Gruppenausstellung - Common Threads, Installationsansicht, Galerie Volker Diehl, Remise, Berlin, 2024 © Marcus Schneider
Gruppenausstellung
COMMON THREADS
kuratiert von Claudia Kudinova
Diehl Remise
Mommsenstraße 65
nach Vereinbarung
Künstler: Butrymowicz / Jacobi / Jecza / Matuszczyk-Cyganska / Owidzka / Sadley
“Fiber art was modernism protected by its process” – In the article 'Different Voices with Common Threads: Polish Fiber Art Today' published 1998 in The Polish Review, Catherine S. Amidon illustrates a crucial argument for the understanding and contextualization of Eastern European Fibre art of the 1960s and 1970s. Focusing on the 'Polish school of art weaving‘ with one of its most prominent representatives Magdalena Abakanowicz, it reflects on further fibre protagonists such as Abakanowicz’s colleague Jolanta Owidzka – also opening up perspectives on other Eastern European fibre artists such as the Romanians Ritzi & Peter Jacobi.
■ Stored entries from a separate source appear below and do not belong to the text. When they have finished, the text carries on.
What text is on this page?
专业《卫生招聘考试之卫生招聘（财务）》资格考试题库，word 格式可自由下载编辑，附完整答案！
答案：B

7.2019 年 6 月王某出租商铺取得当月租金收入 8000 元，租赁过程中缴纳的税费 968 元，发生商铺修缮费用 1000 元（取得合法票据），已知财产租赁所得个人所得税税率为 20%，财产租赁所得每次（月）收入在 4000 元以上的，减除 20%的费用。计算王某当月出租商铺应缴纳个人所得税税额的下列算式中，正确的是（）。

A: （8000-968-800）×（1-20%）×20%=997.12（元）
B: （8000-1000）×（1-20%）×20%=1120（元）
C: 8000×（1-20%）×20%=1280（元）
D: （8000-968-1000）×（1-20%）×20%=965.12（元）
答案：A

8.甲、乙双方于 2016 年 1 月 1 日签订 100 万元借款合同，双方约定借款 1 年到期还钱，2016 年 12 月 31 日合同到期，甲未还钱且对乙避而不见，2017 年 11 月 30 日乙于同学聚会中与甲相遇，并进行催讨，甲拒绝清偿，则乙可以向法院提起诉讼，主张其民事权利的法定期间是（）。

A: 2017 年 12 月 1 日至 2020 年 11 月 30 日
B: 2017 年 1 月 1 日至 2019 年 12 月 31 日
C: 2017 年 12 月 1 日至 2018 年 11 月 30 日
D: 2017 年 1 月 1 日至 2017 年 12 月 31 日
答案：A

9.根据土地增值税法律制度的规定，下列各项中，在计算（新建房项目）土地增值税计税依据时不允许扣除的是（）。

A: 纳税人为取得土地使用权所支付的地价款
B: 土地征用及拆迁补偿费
By engaging with the fibre medium – that while charged with the notion of a folklorist ‚craft' was simultaneously protected by the very same notion – these artists were able to mediate the dictates of socialist realism of their communist regimes, that were mainly enforced among painting.
Thus, the engagement with the thread left room for aesthetic experimentation with modernist abstract tendencies through pictorial instances of material, technique, shape and color. The subversive character of Fibre art was further due to its dissociation from the male-dominated world of painting. Being mainly developed by female artists, Eastern European Fibre art of the 1960s and 1970s is however not to be understood as a specifically female art form, but as abstract interventions and experiments within a medium beside the established canon.
Deriving from this modernistic contextualization of Eastern European Fibre art the dual exhibition Common Threads at Galerie Volker Diehl, Niebuhrstrasse 2 and its show room in the Mommsenstrasse 65 gathers multiple artistic positions including prominent voices associated with the Lausanne International Tapestry Biennials in the 1960s and 1970s and beyond such as Zofia Butrymowicz, Ritzi Jacobi, Ritzi & Peter Jacobi, Jolanta Owidzka and Wojciech Sadley. Additionally, it sheds light on further fibre positions by Zofia Matuszczyk-Cyganska and Klará Biró Jecza.